Entretanto, por mais programática e deliberadamente ilustrativa que seja em sua gênese, a música de Berlioz impõe-se por qualidades especificamente musicais, muitas decididamente inovadoras. Há nessa música uma prodigiosa riqueza de melodias, repletas de surpresas e contornos inesperados, imprevisíveis. A orquestração é, ao mesmo tempo, brilhante e sutil. O timbre nela desempenha papel fundamental, pela particularização de cada som (no tocante às suas possibilidades de coloração), pelo refinamento da mistura das nuanças orquestrais e pela distribuição espacial dos instrumentos. A rudeza harmônica, o cultivo do realismo sonoro, a multiplicidade rítmica, tudo é de uma novidade surpreendente para o século XIX e possui certo impulso modernista, rejuvenescedor – ainda hoje controvertido – que causou muito estranhamento em seus contemporâneos. Berlioz viveu incompreendido e até ridicularizado. Para sobreviver, colaborou como crítico em jornais, revelando-se brilhante escritor, arguto em suas observações musicais, mas de radicalismo pouco diplomático. Os muitos opositores, a incompreensão do público e a péssima situação financeira convenceram-no finalmente a deixar a França. A partir de 1842, empreendeu contínuas viagens artísticas por diversos países da Europa, especialmente à Alemanha. Esteve na Hungria, na atual República Checa e visitou a Rússia duas vezes. Apresentava-se regendo suas obras e continuava compondo incansavelmente, além de se dedicar a publicações literárias e didáticas (notadamente o revolucionário Tratado de Orquestração e Instrumentação).
Berlioz dedicou-se quase exclusivamente à música orquestral. Quase nada nos legou para instrumentos solo ou música de câmara, e o canto, frequentemente, aparece em sua obra como componente instrumental.
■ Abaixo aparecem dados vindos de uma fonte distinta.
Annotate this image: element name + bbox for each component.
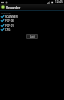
staticText: Recorder [6, 5, 21, 9]
button[interactable]: PCF 01 [0, 23, 64, 28]
staticText: PCF 00 [5, 19, 14, 23]
staticText: CFG [5, 28, 11, 32]
staticText: 12:45 [55, 0, 63, 4]
staticText: Add [30, 35, 35, 39]
button[interactable]: CFG [0, 27, 64, 32]
button[interactable]: SCANNER [0, 14, 64, 19]
staticText: SCANNER [5, 15, 18, 19]
button[interactable]: App icon [0, 4, 64, 10]
staticText: PCF 01 [5, 24, 14, 28]
button[interactable]: PCF 00 [0, 18, 64, 23]
staticText: Select all [1, 11, 11, 14]
other: App icon [1, 5, 5, 9]
button[interactable]: Add [26, 34, 38, 39]
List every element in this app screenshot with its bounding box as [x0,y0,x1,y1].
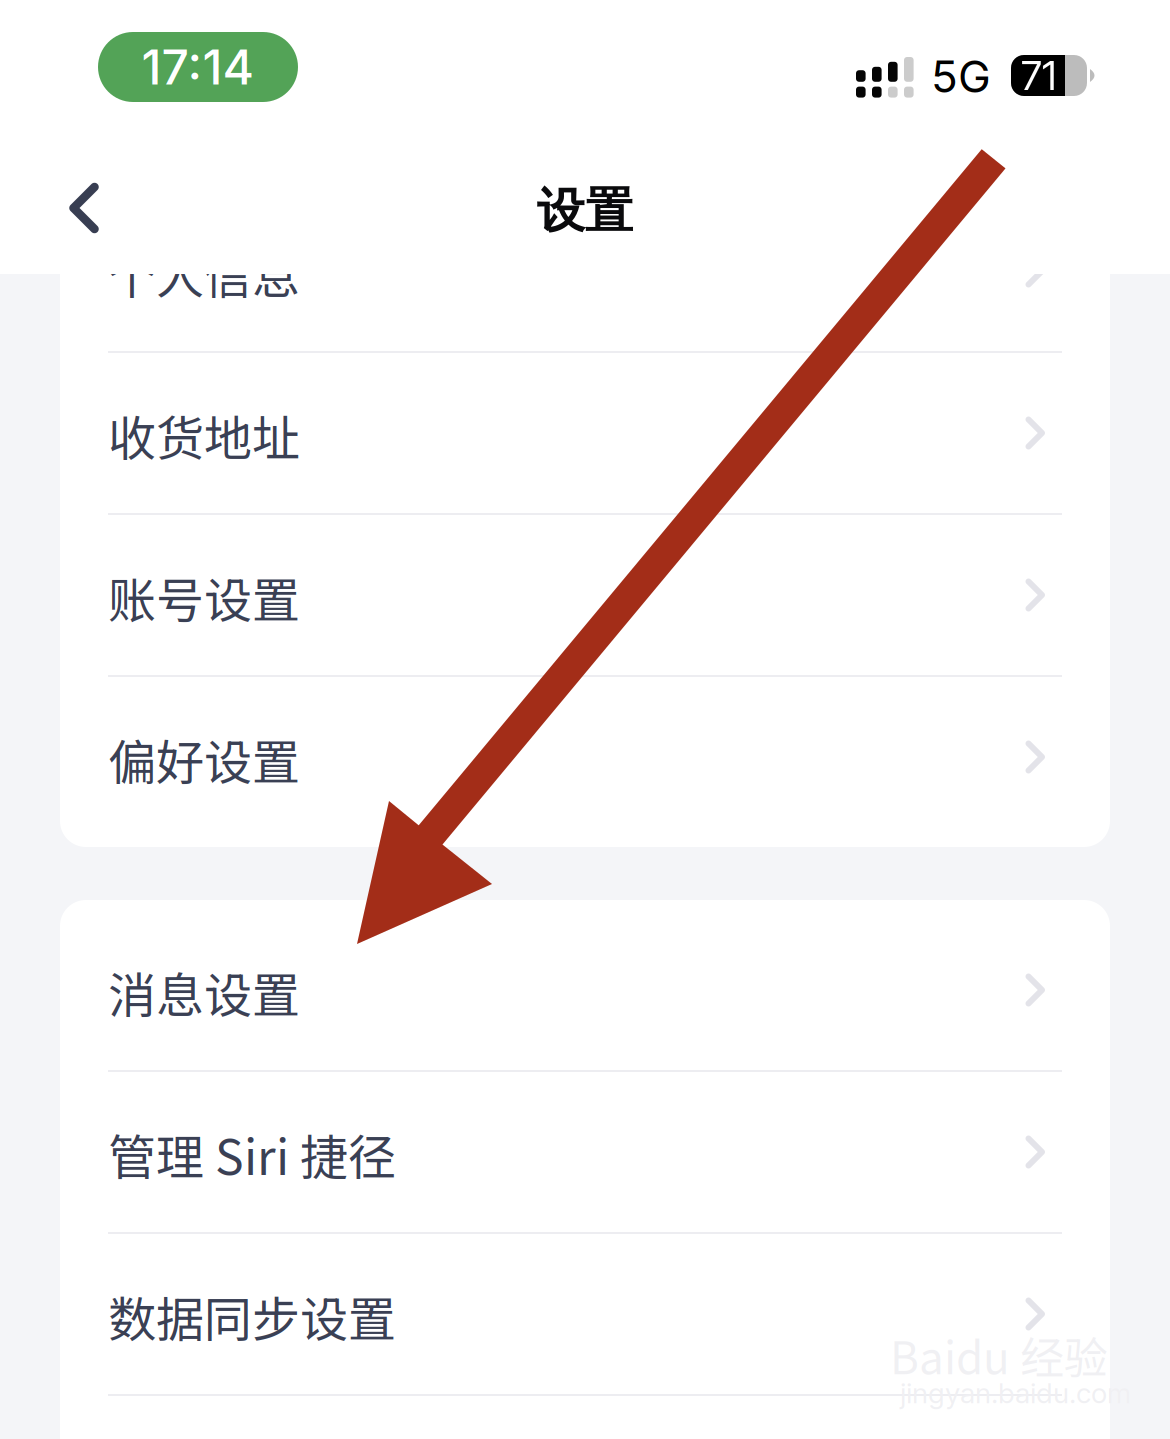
button[interactable]: 消息设置 [60,910,1110,1070]
staticText: 设置 [537,181,633,241]
button[interactable]: 数据同步设置 [60,1234,1110,1394]
button[interactable]: Back [36,160,132,256]
button[interactable]: 管理 Siri 捷径 [60,1072,1110,1232]
staticText: 偏好设置 [108,724,300,794]
staticText: 收货地址 [108,400,300,470]
staticText: Baidu 经验 [890,1323,1108,1387]
staticText: 17:14 [142,38,254,96]
staticText: 管理 Siri 捷径 [108,1119,396,1189]
button[interactable]: 收货地址 [60,353,1110,513]
staticText: jingyan.baidu.com [900,1376,1131,1410]
button[interactable]: 账号设置 [60,515,1110,675]
staticText: 个人信息 [108,238,300,308]
staticText: 账号设置 [108,562,300,632]
button[interactable]: 偏好设置 [60,677,1110,837]
staticText: 消息设置 [108,957,300,1027]
staticText: 数据同步设置 [108,1281,396,1351]
staticText: 5G [931,50,991,103]
staticText: 71 [1021,51,1057,100]
button[interactable]: 个人信息 [60,191,1110,351]
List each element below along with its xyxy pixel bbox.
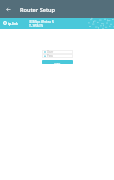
staticText: Router Setup	[20, 6, 56, 14]
button[interactable]: Login	[42, 60, 73, 64]
staticText: User	[47, 50, 54, 54]
button[interactable]: Back	[2, 3, 14, 15]
staticText: 300Mbps Wireless N	[29, 20, 54, 24]
button[interactable]: User	[42, 50, 73, 54]
staticText: TL-WR841N	[29, 24, 44, 28]
button[interactable]: Pass	[42, 54, 73, 58]
staticText: Pass	[47, 54, 53, 58]
staticText: Login	[54, 61, 61, 64]
staticText: tp-link	[8, 22, 18, 26]
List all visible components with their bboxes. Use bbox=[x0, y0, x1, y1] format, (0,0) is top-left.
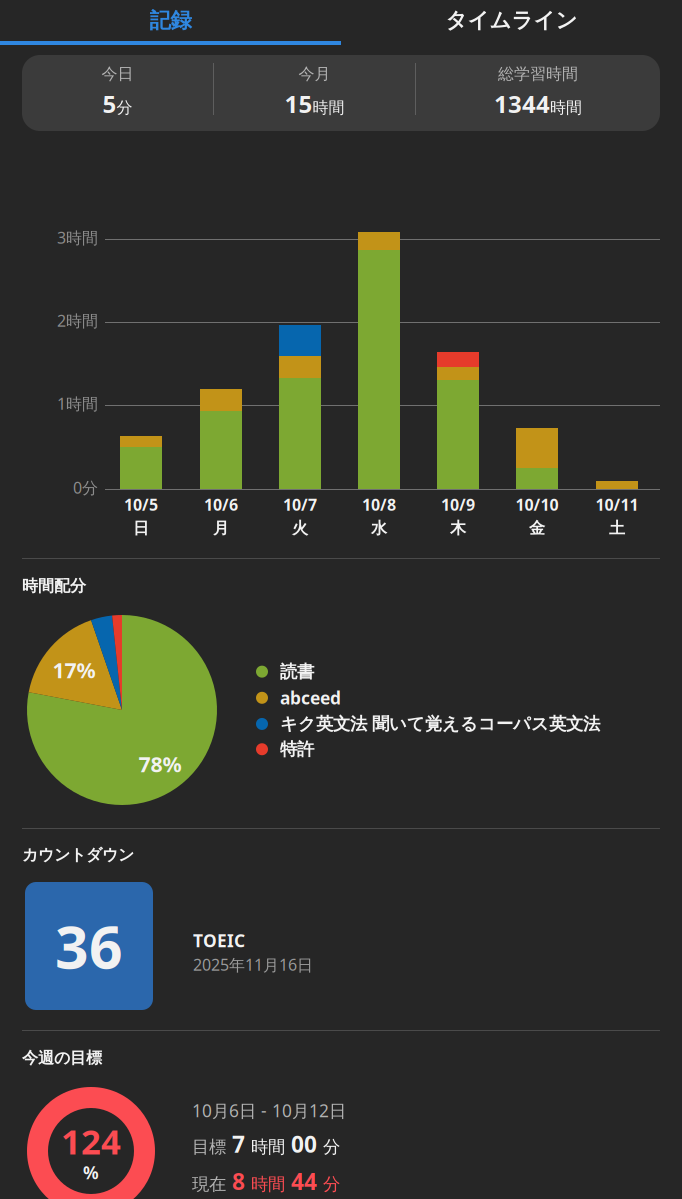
staticText: 1時間 bbox=[57, 393, 98, 414]
staticText: 2025年11月16日 bbox=[193, 954, 313, 975]
staticText: 0分 bbox=[73, 477, 98, 498]
staticText: 3時間 bbox=[57, 227, 98, 248]
staticText: 土 bbox=[609, 518, 625, 538]
staticText: 10/9 bbox=[441, 494, 475, 515]
button[interactable]: 記録 bbox=[0, 0, 341, 41]
staticText: 今月 bbox=[298, 64, 330, 84]
staticText: 1344 bbox=[494, 88, 550, 120]
staticText: 15 bbox=[284, 88, 312, 120]
staticText: 水 bbox=[371, 518, 387, 538]
staticText: 2時間 bbox=[57, 310, 98, 331]
staticText: 17% bbox=[52, 656, 96, 684]
staticText: 今週の目標 bbox=[22, 1048, 102, 1068]
staticText: 記録 bbox=[150, 7, 192, 34]
staticText: 7 bbox=[232, 1129, 245, 1159]
staticText: 金 bbox=[529, 518, 545, 538]
staticText: タイムライン bbox=[446, 7, 578, 34]
staticText: 特許 bbox=[280, 739, 314, 760]
staticText: % bbox=[83, 1161, 99, 1184]
staticText: 時間 bbox=[251, 1174, 285, 1195]
button[interactable]: 36 bbox=[25, 882, 153, 1010]
staticText: 時間 bbox=[550, 98, 582, 117]
staticText: 10/10 bbox=[516, 494, 558, 515]
staticText: 36 bbox=[55, 907, 123, 985]
staticText: 時間 bbox=[251, 1136, 285, 1158]
staticText: カウントダウン bbox=[22, 845, 134, 865]
staticText: 目標 bbox=[192, 1136, 226, 1158]
staticText: 現在 bbox=[192, 1174, 226, 1195]
staticText: 10/11 bbox=[596, 494, 638, 515]
staticText: 木 bbox=[450, 518, 466, 538]
staticText: 月 bbox=[213, 518, 229, 538]
button[interactable]: タイムライン bbox=[341, 0, 682, 41]
staticText: 読書 bbox=[280, 661, 314, 682]
staticText: 分 bbox=[323, 1174, 340, 1195]
staticText: 総学習時間 bbox=[498, 64, 578, 84]
staticText: 78% bbox=[138, 750, 182, 778]
staticText: 44 bbox=[291, 1166, 317, 1196]
staticText: 8 bbox=[232, 1166, 245, 1196]
staticText: 今日 bbox=[102, 64, 134, 84]
staticText: 10/7 bbox=[283, 494, 317, 515]
staticText: キク英文法 聞いて覚えるコーパス英文法 bbox=[280, 713, 600, 735]
staticText: 124 bbox=[61, 1118, 121, 1164]
staticText: 火 bbox=[292, 518, 308, 538]
staticText: 時間 bbox=[312, 98, 344, 117]
staticText: 10/8 bbox=[362, 494, 396, 515]
staticText: 10/5 bbox=[124, 494, 158, 515]
staticText: TOEIC bbox=[193, 929, 245, 952]
staticText: 10月6日 - 10月12日 bbox=[192, 1099, 346, 1122]
staticText: 5 bbox=[102, 88, 116, 120]
staticText: 10/6 bbox=[204, 494, 238, 515]
staticText: 00 bbox=[291, 1129, 317, 1159]
staticText: 分 bbox=[116, 98, 132, 117]
staticText: 日 bbox=[133, 518, 149, 538]
staticText: 時間配分 bbox=[22, 576, 86, 596]
staticText: 分 bbox=[323, 1136, 340, 1158]
staticText: abceed bbox=[280, 686, 341, 709]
O Corsário, uma das cinco Aberturas de Concerto de Berlioz, percorreu longo caminho, do projeto de 1831, elaborado em Roma (quando bolsista da Vila Médicis), até a publicação de 1852. Em 1845, a obra foi executada com o título de Le Tour de Nice, relacionando-se, assim, às duas viagens de Berlioz a essa cidade (em 1831 e 1844). No catálogo de 1846, aparece com o nome de Le Corsaire rouge, título francês do livro de James Fenimore Cooper, muito apreciado pelo compositor. Finalmente, a versão revista de 1855 faz referências inequívocas ao romance homônimo de Byron (publicado em 1814). E, dessa forma, o corsário Conrad, protótipo do revoltado, associa-se ao também byroniano herói da sinfonia Haroldo na Itália.
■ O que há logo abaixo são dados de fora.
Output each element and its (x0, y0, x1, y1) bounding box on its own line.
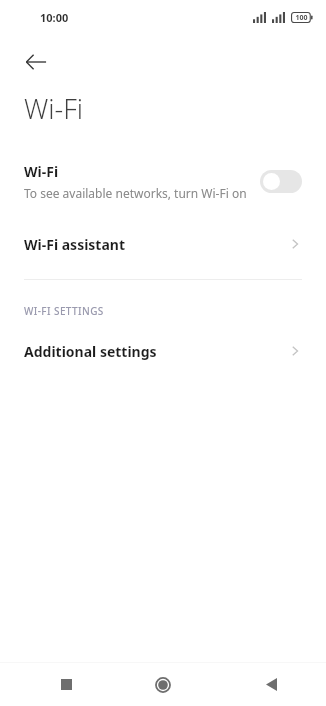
staticText: Wi-Fi assistant (24, 235, 288, 254)
button[interactable]: Wi-Fi (0, 155, 326, 207)
staticText: 10:00 (40, 10, 69, 25)
button[interactable]: Back (14, 40, 58, 84)
staticText: Wi-Fi (24, 162, 59, 181)
button[interactable]: Home (108, 663, 217, 706)
staticText: 100 (295, 13, 308, 23)
staticText: Additional settings (24, 342, 288, 361)
staticText: WI-FI SETTINGS (24, 304, 104, 318)
staticText: To see available networks, turn Wi-Fi on (24, 185, 247, 201)
button[interactable]: Wi-Fi assistant (0, 229, 326, 259)
button[interactable]: Additional settings (0, 336, 326, 366)
button[interactable]: Back (217, 663, 326, 706)
staticText: Wi-Fi (24, 90, 84, 127)
button[interactable]: Recents (0, 663, 108, 706)
button[interactable]: Wi-Fi toggle (260, 170, 302, 193)
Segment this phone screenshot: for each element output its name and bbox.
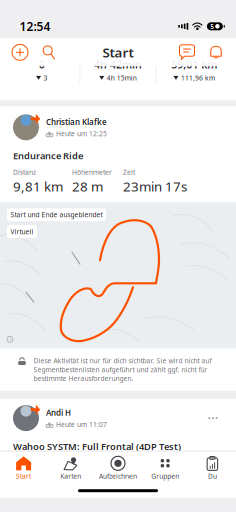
staticText: Heute um 12:25 [56, 129, 107, 138]
staticText: 4h 42min [94, 57, 142, 72]
staticText: Christian Klafke [46, 117, 107, 127]
staticText: 12:54 [20, 18, 50, 34]
staticText: Start und Ende ausgeblendet [10, 210, 102, 219]
staticText: 23min 17s [123, 178, 187, 195]
button[interactable]: Aufzeichnen [94, 451, 142, 484]
staticText: 28 m [72, 178, 103, 195]
staticText: Diese Aktivität ist nur für dich sichtba… [34, 356, 212, 383]
staticText: 3 [44, 74, 48, 82]
button[interactable]: Aktivität hinzufügen [9, 41, 31, 63]
staticText: Heute um 11:07 [56, 420, 107, 429]
button[interactable]: Nachrichten [176, 41, 198, 63]
button[interactable]: Du [189, 451, 236, 484]
button[interactable]: Start [0, 451, 47, 484]
staticText: Virtuell [10, 227, 34, 236]
button[interactable]: Mitteilungen [205, 41, 227, 63]
button[interactable]: Profilbild Andi H [13, 405, 39, 431]
staticText: Andi H [46, 407, 71, 418]
staticText: Du [208, 472, 217, 481]
button[interactable]: Suchen [38, 41, 60, 63]
staticText: 5 [210, 22, 214, 31]
staticText: Karten [60, 472, 81, 481]
button[interactable]: Weitere Optionen [203, 409, 223, 427]
staticText: Endurance Ride [13, 149, 83, 162]
staticText: 9,81 km [13, 178, 63, 195]
staticText: Start [16, 472, 31, 481]
staticText: Höhenmeter [72, 168, 112, 177]
staticText: 111,96 km [181, 74, 215, 82]
staticText: Zeit [123, 168, 135, 177]
staticText: 59,01 km [171, 57, 217, 72]
staticText: 4h 15min [107, 74, 137, 82]
button[interactable]: Profilbild Christian Klafke [13, 114, 39, 140]
staticText: Wahoo SYSTM: Full Frontal (4DP Test) [13, 440, 181, 452]
staticText: Start [102, 44, 134, 61]
staticText: Distanz [13, 168, 36, 177]
button[interactable]: Karten [47, 451, 94, 484]
staticText: Gruppen [151, 472, 179, 481]
button[interactable]: Gruppen [142, 451, 189, 484]
staticText: 0 [39, 57, 45, 72]
staticText: Aufzeichnen [99, 472, 137, 481]
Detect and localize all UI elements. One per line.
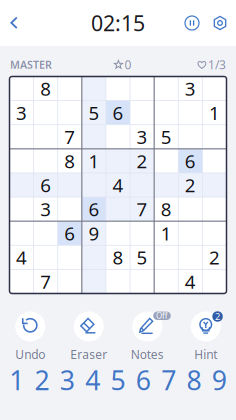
staticText: Off (156, 310, 168, 321)
staticText: 1 (88, 148, 99, 173)
button[interactable]: 9 (207, 365, 232, 395)
staticText: 3 (60, 362, 75, 398)
staticText: 9 (88, 221, 99, 246)
staticText: MASTER (10, 57, 52, 72)
staticText: 1 (161, 221, 172, 246)
staticText: 7 (161, 362, 176, 398)
staticText: 3 (185, 76, 196, 101)
staticText: Hint (194, 346, 217, 362)
staticText: Notes (131, 346, 164, 362)
staticText: 8 (112, 245, 124, 270)
staticText: 7 (137, 197, 148, 222)
button[interactable]: 2 (29, 365, 55, 395)
staticText: 6 (136, 362, 151, 398)
staticText: 6 (185, 148, 196, 173)
staticText: 4 (85, 362, 100, 398)
staticText: 3 (40, 197, 51, 222)
staticText: 7 (40, 269, 51, 294)
staticText: 5 (88, 100, 99, 125)
button[interactable]: Settings (206, 0, 234, 46)
staticText: 8 (64, 148, 75, 173)
staticText: 4 (185, 269, 196, 294)
staticText: Eraser (70, 346, 107, 362)
button[interactable]: 5 (105, 365, 131, 395)
staticText: 2 (215, 310, 220, 323)
staticText: 6 (88, 197, 99, 222)
staticText: 2 (185, 173, 196, 197)
staticText: 6 (40, 173, 51, 197)
staticText: 2 (34, 362, 50, 398)
staticText: 5 (161, 124, 172, 149)
staticText: 3 (16, 100, 27, 125)
staticText: 7 (64, 124, 75, 149)
button[interactable]: Undo (1, 312, 60, 362)
button[interactable]: 2 (176, 312, 235, 362)
staticText: 1 (209, 100, 220, 125)
staticText: 8 (161, 197, 172, 222)
staticText: 5 (110, 362, 126, 398)
staticText: 1 (9, 362, 24, 398)
staticText: 9 (212, 362, 227, 398)
staticText: 6 (112, 100, 124, 125)
button[interactable]: Eraser (60, 312, 118, 362)
button[interactable]: 3 (55, 365, 80, 395)
staticText: 8 (186, 362, 202, 398)
staticText: 2 (209, 245, 220, 270)
staticText: 3 (137, 124, 148, 149)
staticText: 4 (112, 173, 124, 197)
staticText: 0 (124, 57, 132, 72)
button[interactable]: 8 (181, 365, 207, 395)
button[interactable]: Off (118, 312, 176, 362)
staticText: 02:15 (91, 9, 145, 37)
staticText: Undo (15, 346, 45, 362)
button[interactable]: 1 (4, 365, 29, 395)
button[interactable]: Back (0, 0, 28, 46)
button[interactable]: 6 (131, 365, 156, 395)
staticText: 1/3 (208, 57, 226, 72)
staticText: 4 (16, 245, 27, 270)
staticText: 2 (137, 148, 148, 173)
staticText: 6 (64, 221, 75, 246)
button[interactable]: Pause (178, 0, 206, 46)
button[interactable]: 7 (156, 365, 181, 395)
button[interactable]: 4 (80, 365, 105, 395)
staticText: 8 (40, 76, 51, 101)
staticText: 5 (137, 245, 148, 270)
Nos compassos iniciais da Abertura de O Corsário, notas fulgurantes das cordas e das madeiras sugerem o temperamento turbulento de Conrad. As duas personagens femininas aparecem nas partes contrastantes do Adagio sostenuto (Medora abandonada) e no Allegro assai de caráter épico (a exótica Gunara). Ao final, o tema de Conrad é retomado, antes da conclusão em quatro acordes poderosos. Página de força e sedução irresistíveis, O Corsário possui as qualidades de riqueza orquestral e fantasia próprias do gênio de Berlioz, com a vantagem de maior concentração do material em um espaço sonoro mais reduzido.
Paulo Sérgio Malheiros dos Santos
Pianista, Doutor em Letras, professor de Música da UEMG, autor do livro Músico, doce músico.